On 1 August 1711,[full citation needed] Zuytdorp was dispatched from the Netherlands to the trading port of Batavia (now Jakarta, Indonesia) bearing a load of freshly minted silver coins. Many trading ships travelled the Brouwer Route, using the strong Roaring Forties winds to carry them across the Indian Ocean to within sight of the west coast of Australia (then called New Holland), whence they would turn north towards Batavia.

Zuytdorp did not arrive at its destination and was never heard from again. No search was undertaken, presumably because the VOC did not know whether or where the ship wrecked or if it was taken by pirates. Previous expensive attempts were made to search for other missing ships, but these failed even when an approximate wreck location was known.

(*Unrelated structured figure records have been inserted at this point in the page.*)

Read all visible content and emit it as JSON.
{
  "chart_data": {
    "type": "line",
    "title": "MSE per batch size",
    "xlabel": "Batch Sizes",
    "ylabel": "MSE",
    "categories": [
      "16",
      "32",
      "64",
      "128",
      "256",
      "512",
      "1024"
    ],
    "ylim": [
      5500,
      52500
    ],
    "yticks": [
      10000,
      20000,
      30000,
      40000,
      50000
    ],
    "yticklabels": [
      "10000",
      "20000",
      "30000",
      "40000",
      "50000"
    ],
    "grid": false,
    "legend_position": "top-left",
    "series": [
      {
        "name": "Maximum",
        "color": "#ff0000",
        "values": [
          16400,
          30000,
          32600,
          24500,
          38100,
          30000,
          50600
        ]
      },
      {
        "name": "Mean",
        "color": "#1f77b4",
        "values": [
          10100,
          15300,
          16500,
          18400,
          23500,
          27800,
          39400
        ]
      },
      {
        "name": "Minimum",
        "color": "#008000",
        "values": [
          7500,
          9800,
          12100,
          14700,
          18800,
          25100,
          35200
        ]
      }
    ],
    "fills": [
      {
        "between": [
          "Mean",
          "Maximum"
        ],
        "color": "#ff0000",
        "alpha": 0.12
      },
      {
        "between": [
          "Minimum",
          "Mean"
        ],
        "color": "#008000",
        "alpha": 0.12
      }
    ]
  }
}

In the mid-20th century, Zuytdorp's wreck site was identified on a remote part of the Western Australian coast between Kalbarri and Shark Bay, approximately 40 kilometres (25 mi) north of the Murchison River. This section of coastline, subsequently named the Zuytdorp Cliffs, was the preserve of Aboriginal people and had been one of the last uncolonised areas until sheep stations were established there in the late 19th century. It has been speculated that survivors of the wreck may have traded with or intermarried with local Aboriginal communities between Kalbarri and Shark Bay.

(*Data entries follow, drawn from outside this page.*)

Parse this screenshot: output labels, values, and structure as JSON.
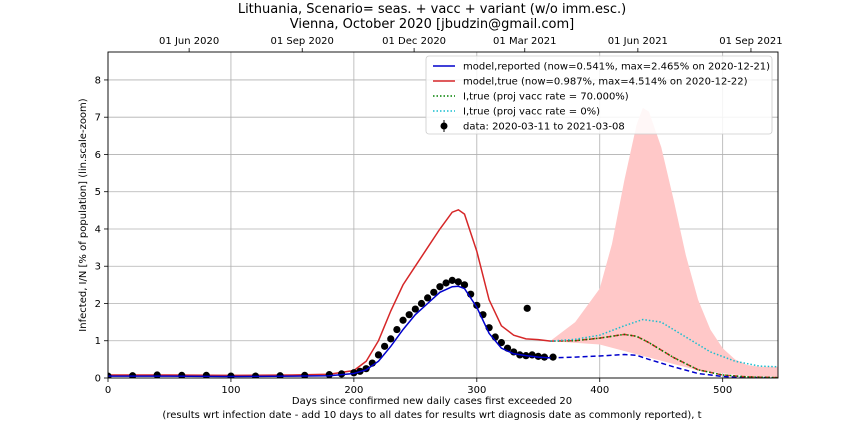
{
  "header": {
    "title_line1": "Lithuania, Scenario= seas. + vacc + variant (w/o imm.esc.)",
    "title_line2": "Vienna, October 2020 [jbudzin@gmail.com]"
  },
  "chart_data": {
    "type": "line",
    "xlabel_line1": "Days since confirmed new daily cases first exceeded 20",
    "xlabel_line2": "(results wrt infection date - add 10 days to all dates for results wrt diagnosis date as commonly reported), t",
    "ylabel": "Infected, I/N [% of population] (lin.scale-zoom)",
    "xlim": [
      0,
      545
    ],
    "ylim": [
      0,
      8.75
    ],
    "x_ticks": [
      0,
      100,
      200,
      300,
      400,
      500
    ],
    "y_ticks": [
      0,
      1,
      2,
      3,
      4,
      5,
      6,
      7,
      8
    ],
    "top_axis_ticks": [
      {
        "x": 66,
        "label": "01 Jun 2020"
      },
      {
        "x": 158,
        "label": "01 Sep 2020"
      },
      {
        "x": 249,
        "label": "01 Dec 2020"
      },
      {
        "x": 339,
        "label": "01 Mar 2021"
      },
      {
        "x": 431,
        "label": "01 Jun 2021"
      },
      {
        "x": 523,
        "label": "01 Sep 2021"
      }
    ],
    "grid": true,
    "legend_position": "top-right",
    "legend": [
      {
        "label": "model,reported (now=0.541%, max=2.465% on 2020-12-21)",
        "color": "#0000cc",
        "style": "solid"
      },
      {
        "label": "model,true (now=0.987%, max=4.514% on 2020-12-22)",
        "color": "#d62728",
        "style": "solid"
      },
      {
        "label": "I,true (proj vacc rate = 70.000%)",
        "color": "#008000",
        "style": "dotted"
      },
      {
        "label": "I,true (proj vacc rate = 0%)",
        "color": "#17becf",
        "style": "dotted"
      },
      {
        "label": "data: 2020-03-11 to 2021-03-08",
        "color": "#000000",
        "style": "marker"
      }
    ],
    "series": [
      {
        "name": "model,reported",
        "x": [
          0,
          50,
          100,
          150,
          180,
          200,
          210,
          220,
          230,
          240,
          250,
          260,
          270,
          280,
          285,
          290,
          300,
          310,
          320,
          330,
          340,
          350,
          360
        ],
        "y": [
          0.05,
          0.05,
          0.04,
          0.05,
          0.06,
          0.12,
          0.22,
          0.45,
          0.85,
          1.3,
          1.7,
          2.0,
          2.3,
          2.45,
          2.46,
          2.4,
          1.9,
          1.2,
          0.8,
          0.65,
          0.6,
          0.56,
          0.54
        ]
      },
      {
        "name": "model,reported (projection)",
        "x": [
          360,
          380,
          400,
          420,
          430,
          440,
          460,
          480,
          500,
          520,
          545
        ],
        "y": [
          0.54,
          0.56,
          0.59,
          0.63,
          0.61,
          0.5,
          0.3,
          0.12,
          0.04,
          0.015,
          0.005
        ]
      },
      {
        "name": "model,true",
        "x": [
          0,
          50,
          100,
          150,
          180,
          200,
          210,
          220,
          230,
          240,
          250,
          260,
          270,
          280,
          285,
          290,
          300,
          310,
          320,
          330,
          340,
          350,
          360
        ],
        "y": [
          0.08,
          0.08,
          0.07,
          0.08,
          0.1,
          0.2,
          0.45,
          1.0,
          1.8,
          2.5,
          3.0,
          3.5,
          4.0,
          4.45,
          4.514,
          4.4,
          3.4,
          2.1,
          1.4,
          1.15,
          1.05,
          1.03,
          0.99
        ]
      },
      {
        "name": "model,true (projection)",
        "x": [
          360,
          380,
          400,
          420,
          430,
          440,
          460,
          480,
          500,
          520,
          545
        ],
        "y": [
          0.99,
          1.0,
          1.07,
          1.17,
          1.12,
          0.95,
          0.55,
          0.22,
          0.08,
          0.03,
          0.01
        ]
      },
      {
        "name": "I,true (proj vacc rate = 70.000%)",
        "x": [
          360,
          380,
          400,
          420,
          430,
          440,
          460,
          480,
          500,
          520,
          545
        ],
        "y": [
          0.99,
          1.0,
          1.07,
          1.17,
          1.12,
          0.95,
          0.55,
          0.22,
          0.08,
          0.03,
          0.01
        ]
      },
      {
        "name": "I,true (proj vacc rate = 0%)",
        "x": [
          360,
          380,
          400,
          420,
          435,
          450,
          470,
          490,
          510,
          530,
          545
        ],
        "y": [
          0.99,
          1.04,
          1.15,
          1.4,
          1.57,
          1.5,
          1.1,
          0.7,
          0.45,
          0.32,
          0.3
        ]
      },
      {
        "name": "projection band upper",
        "x": [
          360,
          380,
          400,
          410,
          420,
          430,
          435,
          440,
          450,
          460,
          470,
          480,
          490,
          500,
          510,
          520,
          530,
          545
        ],
        "y": [
          1.0,
          1.5,
          2.4,
          3.6,
          5.3,
          6.8,
          7.25,
          7.15,
          6.2,
          4.8,
          3.3,
          2.1,
          1.3,
          0.8,
          0.5,
          0.35,
          0.3,
          0.3
        ]
      },
      {
        "name": "projection band lower",
        "x": [
          360,
          400,
          440,
          480,
          520,
          545
        ],
        "y": [
          0.99,
          0.9,
          0.55,
          0.2,
          0.05,
          0.03
        ]
      }
    ],
    "data_points": {
      "x": [
        0,
        20,
        40,
        60,
        80,
        100,
        120,
        140,
        160,
        180,
        190,
        200,
        205,
        210,
        215,
        220,
        225,
        230,
        235,
        240,
        245,
        250,
        255,
        260,
        265,
        270,
        275,
        280,
        285,
        290,
        295,
        300,
        305,
        310,
        315,
        320,
        325,
        330,
        335,
        340,
        345,
        350,
        355,
        362
      ],
      "y": [
        0.05,
        0.06,
        0.08,
        0.07,
        0.07,
        0.05,
        0.05,
        0.06,
        0.07,
        0.09,
        0.11,
        0.14,
        0.18,
        0.25,
        0.4,
        0.62,
        0.85,
        1.05,
        1.3,
        1.55,
        1.7,
        1.85,
        2.0,
        2.15,
        2.3,
        2.45,
        2.55,
        2.62,
        2.58,
        2.5,
        2.25,
        1.95,
        1.7,
        1.35,
        1.1,
        0.95,
        0.8,
        0.7,
        0.62,
        0.6,
        0.62,
        0.58,
        0.56,
        0.56
      ],
      "outlier": {
        "x": 341,
        "y": 1.87
      }
    }
  }
}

There was news of an unidentified shipwreck on the shore in 1834 when Aboriginal people told a farmer near Perth about a wreck – the colonists presumed it was a recent wreck and sent rescue parties who failed to find the wreck or any survivors. In 1927, wreckage was seen by an Indigenous-European family group (including Ada and Ernest Drage, Tom and Lurleen Pepper, Charlie Mallard) on a clifftop near the border of Murchison house and Tamala Stations. Bertie and Pearl Drage, Jack Brand and Mrs Brand and two Aboriginal workers including a man named Nyarda are also understood to have been involved. Tamala Station head stockman Tom Pepper reported the find to the authorities, with their first visit to the site occurring in 1941. In 1954 Pepper gave Phillip Playford directions to the wreckage. Playford identified the relics as from Zuytdorp.

The first dive in May 1964 and the sighting of a massive silver deposit in 1967 resulted in successful salvage attempts by teams led by Tom Brady of Geraldton, and Perth-based Alan Robinson who utilised the services of Clive Daw (who had visited the site by land on other occasions) in order to facilitate his work.

Harry Bingham and his chief diver Geoff Kimpton were successful in recovering silver and other materials in 1971, as was a team led by Jeremy Green in 1976 and on other occasions. On his successful dives Green noted that looting had occurred just prior to his visit and a watchkeeper was installed in a caravan near the wreck. The Museum's salvage work ceased in 1981 due to the perceived dangers of working the site, near accidents while using the bush airstrip and the burning of the caravan. Thereafter a watch-keeper was appointed to guard the site.

The site, one of the few restricted zones under the Commonwealth Historic Shipwrecks Act 1976 and Underwater Cultural Heritage Act 2018, required a permit to visit and was under regular surveillance. A permit is still required.